Jen Horney, an epidemiologist at the University of Delaware, told Insider that other disaster studies also found that women were more likely to develop anxiety and depression than men. "When exposed to disaster, women are more likely to manifest symptoms of emotional distress than men," she told Insider, adding that women are also more likely than men to blame themselves when things go wrong and "portray a negative self-image."
In China's Hubei province, 90% of its healthcare workers are women.
The study authors theorized that nurses had worse mental health outcomes than doctors, in part because frontline nurses have the highest risk of infection due to the amount of close, frequent contact they have with patients. It is usually the nurse's job to draw blood and perform physical exams.
"They also had fewer years of work experience, so they're going to be less sure of themselves, and all of that adds up to greater feelings of uncertainty and lack of control," Carter told Insider. "It's completely normal to feel that way."

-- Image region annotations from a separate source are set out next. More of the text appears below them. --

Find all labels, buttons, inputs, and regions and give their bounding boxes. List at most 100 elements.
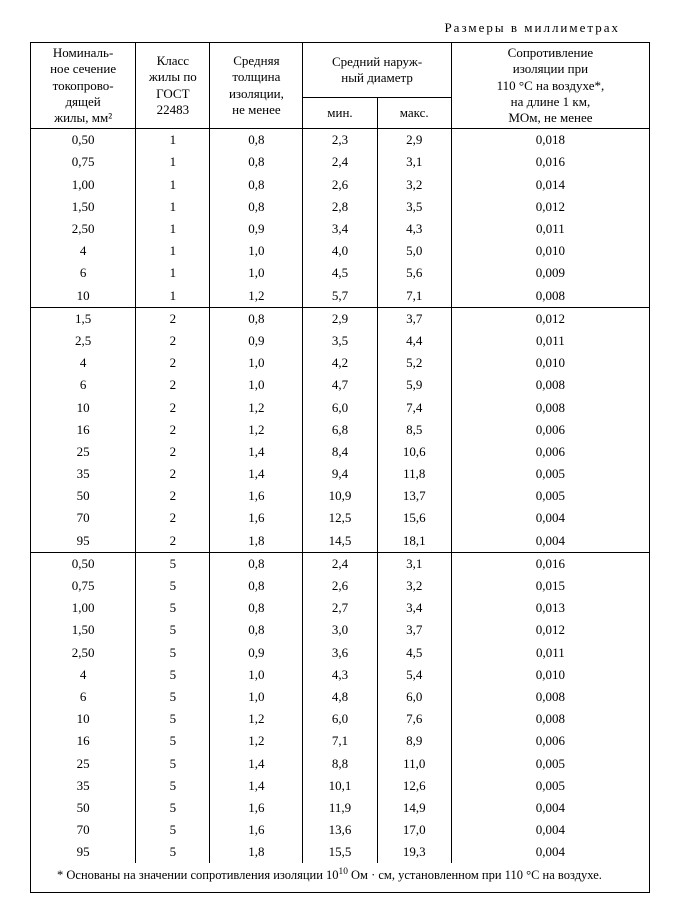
table-cell: 0,8 [210, 196, 303, 218]
table-cell: 13,7 [377, 485, 451, 507]
table-cell: 5 [136, 819, 210, 841]
table-cell: 0,009 [451, 262, 649, 284]
header-resistance: Сопротивление изоляции при 110 °С на воз… [451, 43, 649, 129]
table-row: 2521,48,410,60,006 [31, 441, 650, 463]
table-row: 2,5050,93,64,50,011 [31, 642, 650, 664]
table-row: 0,5050,82,43,10,016 [31, 552, 650, 575]
table-cell: 14,9 [377, 797, 451, 819]
table-cell: 1,50 [31, 196, 136, 218]
table-cell: 2,6 [303, 174, 377, 196]
table-cell: 0,006 [451, 419, 649, 441]
table-cell: 12,6 [377, 775, 451, 797]
table-row: 621,04,75,90,008 [31, 374, 650, 396]
table-cell: 5 [136, 841, 210, 863]
table-cell: 5,9 [377, 374, 451, 396]
table-cell: 7,1 [303, 730, 377, 752]
table-cell: 4 [31, 664, 136, 686]
table-cell: 2 [136, 463, 210, 485]
table-cell: 5,2 [377, 352, 451, 374]
table-cell: 2,50 [31, 642, 136, 664]
table-cell: 2 [136, 397, 210, 419]
table-cell: 0,008 [451, 374, 649, 396]
table-cell: 3,4 [377, 597, 451, 619]
table-cell: 13,6 [303, 819, 377, 841]
table-cell: 4,5 [377, 642, 451, 664]
table-cell: 0,8 [210, 575, 303, 597]
table-cell: 0,8 [210, 307, 303, 330]
table-cell: 17,0 [377, 819, 451, 841]
table-row: 611,04,55,60,009 [31, 262, 650, 284]
table-cell: 1 [136, 151, 210, 173]
table-row: 1011,25,77,10,008 [31, 285, 650, 308]
table-cell: 0,9 [210, 330, 303, 352]
table-cell: 2 [136, 530, 210, 553]
table-cell: 2 [136, 330, 210, 352]
table-row: 1,5050,83,03,70,012 [31, 619, 650, 641]
header-diameter-min: мин. [303, 98, 377, 129]
table-cell: 6,0 [377, 686, 451, 708]
table-cell: 2,9 [377, 129, 451, 152]
table-cell: 0,005 [451, 775, 649, 797]
table-cell: 3,0 [303, 619, 377, 641]
table-row: 1,5010,82,83,50,012 [31, 196, 650, 218]
table-cell: 5 [136, 775, 210, 797]
table-cell: 1,0 [210, 374, 303, 396]
table-cell: 2,7 [303, 597, 377, 619]
table-cell: 0,012 [451, 307, 649, 330]
table-cell: 0,004 [451, 841, 649, 863]
table-cell: 4,7 [303, 374, 377, 396]
table-cell: 16 [31, 730, 136, 752]
table-cell: 0,008 [451, 285, 649, 308]
table-cell: 5 [136, 708, 210, 730]
table-cell: 5 [136, 597, 210, 619]
table-cell: 0,016 [451, 552, 649, 575]
table-cell: 0,008 [451, 397, 649, 419]
table-cell: 1,00 [31, 597, 136, 619]
table-row: 421,04,25,20,010 [31, 352, 650, 374]
table-cell: 1,2 [210, 708, 303, 730]
table-cell: 2 [136, 485, 210, 507]
table-cell: 0,004 [451, 530, 649, 553]
table-cell: 1,4 [210, 441, 303, 463]
table-cell: 2,4 [303, 552, 377, 575]
table-cell: 1,0 [210, 352, 303, 374]
table-cell: 1,6 [210, 819, 303, 841]
table-cell: 2,6 [303, 575, 377, 597]
table-cell: 0,010 [451, 664, 649, 686]
table-cell: 2,5 [31, 330, 136, 352]
table-cell: 0,8 [210, 552, 303, 575]
table-row: 3521,49,411,80,005 [31, 463, 650, 485]
table-cell: 7,6 [377, 708, 451, 730]
table-cell: 0,018 [451, 129, 649, 152]
table-cell: 1,0 [210, 240, 303, 262]
table-cell: 6 [31, 262, 136, 284]
table-cell: 7,4 [377, 397, 451, 419]
table-cell: 12,5 [303, 507, 377, 529]
table-cell: 2,3 [303, 129, 377, 152]
table-cell: 10,9 [303, 485, 377, 507]
table-cell: 2 [136, 374, 210, 396]
table-cell: 50 [31, 797, 136, 819]
table-cell: 11,0 [377, 753, 451, 775]
table-row: 1,0050,82,73,40,013 [31, 597, 650, 619]
table-cell: 4,0 [303, 240, 377, 262]
table-cell: 0,005 [451, 463, 649, 485]
table-cell: 4,4 [377, 330, 451, 352]
table-cell: 0,75 [31, 151, 136, 173]
table-cell: 5 [136, 753, 210, 775]
table-cell: 5,7 [303, 285, 377, 308]
table-cell: 1 [136, 240, 210, 262]
table-cell: 2 [136, 441, 210, 463]
table-row: 0,5010,82,32,90,018 [31, 129, 650, 152]
table-cell: 8,5 [377, 419, 451, 441]
table-cell: 11,8 [377, 463, 451, 485]
table-cell: 0,011 [451, 218, 649, 240]
table-cell: 3,1 [377, 552, 451, 575]
table-cell: 0,011 [451, 330, 649, 352]
table-row: 451,04,35,40,010 [31, 664, 650, 686]
table-cell: 6 [31, 686, 136, 708]
table-cell: 2 [136, 307, 210, 330]
table-cell: 3,1 [377, 151, 451, 173]
table-row: 1,0010,82,63,20,014 [31, 174, 650, 196]
table-cell: 3,4 [303, 218, 377, 240]
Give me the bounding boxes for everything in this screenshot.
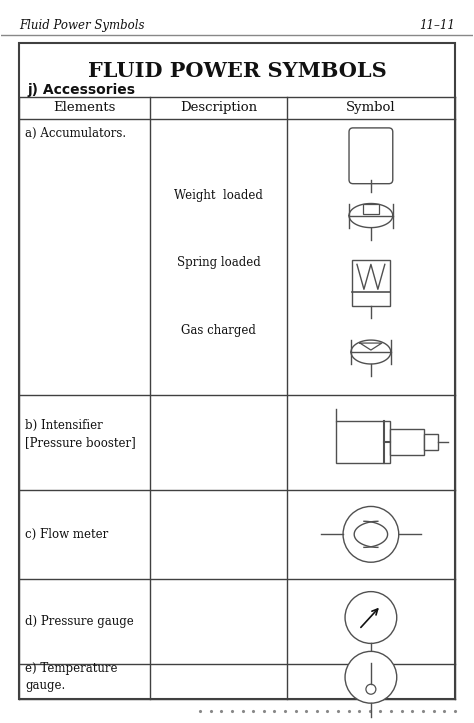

Anxiety and depression rates rose among healthcare workers during the 2003 SARS outbreak, and stayed high for years after
Studies of healthcare workers on the front lines of the 2003 SARS outbreak showed that healthcare workers reported similar stress levels.
One 2007 study found that a year after the outbreak, healthcare workers who were on the front lines of SARS were still experiencing higher stress levels, as well as signs of depression and anxiety. A 2012 study found that three years after the SARS outbreak, almost a quarter of the Beijing hospital employees surveyed were still experiencing depressive symptoms.
The studies showed the workers feared infection, which did happen to a number of healthcare workers. They also felt stigmatized, isolated, and worried about transmitting the infection to family and friends. Other SARS healthcare workers reported feeling a lack of control and a desire to resign.
Carter says people currently on the frontlines of COVID-19 may experience the same long-term outcomes as healthcares workers during SARS. "In the future when they're not still on the front line, there is an increased likelihood that this will be an actual disorder," she said. "We should be planning to take care of these people. They are going to need more mental health care when this was all over."
Sonia Bishop, an assistant professor of psychology at UC Berkeley, added that these results are consistent with what studies discovered about early responders at the World Trade Centre. She told Insider that having dedicated mental health phone lines for hospital workers, as China has implemented, along with easy access to groceries and childcare, could reduce the burden placed on our health-care workers.
In a commentary released along with the study, Roy Perlis, of Massachusetts General Hospital, wrote: "[T]hese findings, consistent with those observed in the 2003 SARS epidemic, may help to guide strategies for responding to mental health sequelae of this and future epidemics."